Услышав девчачьи голоса, я обернулся – и да, в дверях стоял Мотидзуки. Как только он увидел нас с Мей, его лицо преобразилось, как будто он внезапно наткнулся на привидение или что-то подобное.

– Ээ, девочки, можно вас обеих на минуту? Прямо сейчас? – обратился он к младшеклассницам, старательно не глядя на нас с Мей. – Мне срочно нужна ваша помощь.

– Ооооо, правда?

– Но ведь как раз Мисаки-семпай зашла…

– Просто идемте.

И Мотидзуки выскочил из комнаты, чуть ли не волоча девчонок за собой.

Снова повернувшись к «Псевдо-Крику» на мольберте, Мей тихонько хихикнула. Это оказалось заразительно – я с трудом подавил смех.

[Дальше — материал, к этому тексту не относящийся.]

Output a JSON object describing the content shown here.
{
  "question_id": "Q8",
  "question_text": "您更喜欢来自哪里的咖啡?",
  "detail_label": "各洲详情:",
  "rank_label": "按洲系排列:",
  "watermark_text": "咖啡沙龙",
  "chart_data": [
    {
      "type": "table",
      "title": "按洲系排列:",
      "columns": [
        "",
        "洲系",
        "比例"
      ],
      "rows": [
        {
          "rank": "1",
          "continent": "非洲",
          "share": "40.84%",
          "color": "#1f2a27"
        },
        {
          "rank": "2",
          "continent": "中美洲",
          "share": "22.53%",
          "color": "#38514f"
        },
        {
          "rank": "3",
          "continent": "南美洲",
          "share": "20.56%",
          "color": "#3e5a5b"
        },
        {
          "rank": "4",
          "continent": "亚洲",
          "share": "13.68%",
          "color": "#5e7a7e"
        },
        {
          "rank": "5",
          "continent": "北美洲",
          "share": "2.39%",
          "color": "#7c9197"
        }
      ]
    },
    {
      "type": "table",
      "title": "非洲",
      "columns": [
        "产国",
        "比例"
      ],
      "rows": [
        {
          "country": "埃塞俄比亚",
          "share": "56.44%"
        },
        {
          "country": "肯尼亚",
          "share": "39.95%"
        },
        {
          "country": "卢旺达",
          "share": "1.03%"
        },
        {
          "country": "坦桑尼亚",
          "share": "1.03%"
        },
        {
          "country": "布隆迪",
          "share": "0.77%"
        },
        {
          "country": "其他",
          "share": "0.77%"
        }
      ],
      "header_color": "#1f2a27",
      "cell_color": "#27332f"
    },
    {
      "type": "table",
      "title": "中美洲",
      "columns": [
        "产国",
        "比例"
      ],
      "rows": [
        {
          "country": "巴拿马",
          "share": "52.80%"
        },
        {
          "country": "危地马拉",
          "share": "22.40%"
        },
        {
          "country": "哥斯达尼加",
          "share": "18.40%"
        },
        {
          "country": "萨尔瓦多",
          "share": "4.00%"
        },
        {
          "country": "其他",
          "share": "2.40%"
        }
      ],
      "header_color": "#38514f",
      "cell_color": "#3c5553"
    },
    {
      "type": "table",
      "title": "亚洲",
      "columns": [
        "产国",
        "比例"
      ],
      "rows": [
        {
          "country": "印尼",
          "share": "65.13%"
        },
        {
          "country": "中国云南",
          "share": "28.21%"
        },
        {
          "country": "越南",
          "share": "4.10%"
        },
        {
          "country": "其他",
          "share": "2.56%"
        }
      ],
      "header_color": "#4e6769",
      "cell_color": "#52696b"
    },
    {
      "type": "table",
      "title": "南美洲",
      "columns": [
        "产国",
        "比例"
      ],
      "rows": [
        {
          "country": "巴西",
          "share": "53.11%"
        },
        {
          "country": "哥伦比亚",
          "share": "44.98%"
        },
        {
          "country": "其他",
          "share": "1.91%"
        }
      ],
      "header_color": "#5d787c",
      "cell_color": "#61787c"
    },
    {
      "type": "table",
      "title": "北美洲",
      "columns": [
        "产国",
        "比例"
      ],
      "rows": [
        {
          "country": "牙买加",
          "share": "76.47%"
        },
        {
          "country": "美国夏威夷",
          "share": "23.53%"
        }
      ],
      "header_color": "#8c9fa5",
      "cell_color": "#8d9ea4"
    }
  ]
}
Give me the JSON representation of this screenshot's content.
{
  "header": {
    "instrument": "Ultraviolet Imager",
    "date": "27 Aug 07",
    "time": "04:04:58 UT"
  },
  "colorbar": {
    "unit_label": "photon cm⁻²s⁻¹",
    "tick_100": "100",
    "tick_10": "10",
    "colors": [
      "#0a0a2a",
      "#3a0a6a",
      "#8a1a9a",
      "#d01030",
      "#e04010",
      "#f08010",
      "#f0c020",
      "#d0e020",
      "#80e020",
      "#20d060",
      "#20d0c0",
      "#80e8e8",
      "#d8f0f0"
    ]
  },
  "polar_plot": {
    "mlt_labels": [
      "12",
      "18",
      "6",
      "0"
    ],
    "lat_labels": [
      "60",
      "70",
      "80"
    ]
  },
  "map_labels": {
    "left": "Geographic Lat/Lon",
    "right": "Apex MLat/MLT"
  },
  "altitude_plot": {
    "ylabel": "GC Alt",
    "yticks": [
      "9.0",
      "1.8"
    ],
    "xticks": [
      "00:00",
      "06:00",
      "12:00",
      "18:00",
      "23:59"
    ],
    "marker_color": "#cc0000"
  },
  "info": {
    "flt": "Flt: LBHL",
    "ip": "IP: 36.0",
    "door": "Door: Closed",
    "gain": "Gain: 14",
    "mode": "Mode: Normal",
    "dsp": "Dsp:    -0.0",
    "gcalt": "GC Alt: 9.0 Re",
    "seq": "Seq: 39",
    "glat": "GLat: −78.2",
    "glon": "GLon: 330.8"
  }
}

Тяжело было бы вести себя так, как будто нас «нет», в присутствии двух посторонних, не подозревающих, что происходит (и, конечно, объяснить им Мотидзуки не мог). Вот почему он должен был убраться отсюда под каким угодно предлогом. Интересно, что именно Мотидзуки придумает в качестве помощи, которая ему требуется от девчонок «срочно»? Мое воображение разыгралось, и мне стало даже немножко жаль Мотидзуки.

Мей отошла от «Псевдо-Крика» и направилась в заднюю часть комнаты. Из-за шкафчиков она что-то вытащила.

Это что-то было полностью обернуто белой тканью, но форма и размер дали мне понять, что это тоже мольберт. Мей осторожно отвернула край ткани. Там был холст десятого размера[1] лицевой стороной к мольберту. Мей тихо вздохнула и перевернула холст.

Незавершенная картина маслом. И не нужно было спрашивать, чтобы понять, что рисовала ее Мей…

На холсте был портрет женщины во всем черном. С первого взгляда в женщине угадывалась мать Мей… но.

Ее лицо было неестественно рассечено надвое. Разрез шел от макушки через лоб, между бровей, через нос и рот. И половинки головы были раздвинуты в стороны буквой V. Такая вот картина.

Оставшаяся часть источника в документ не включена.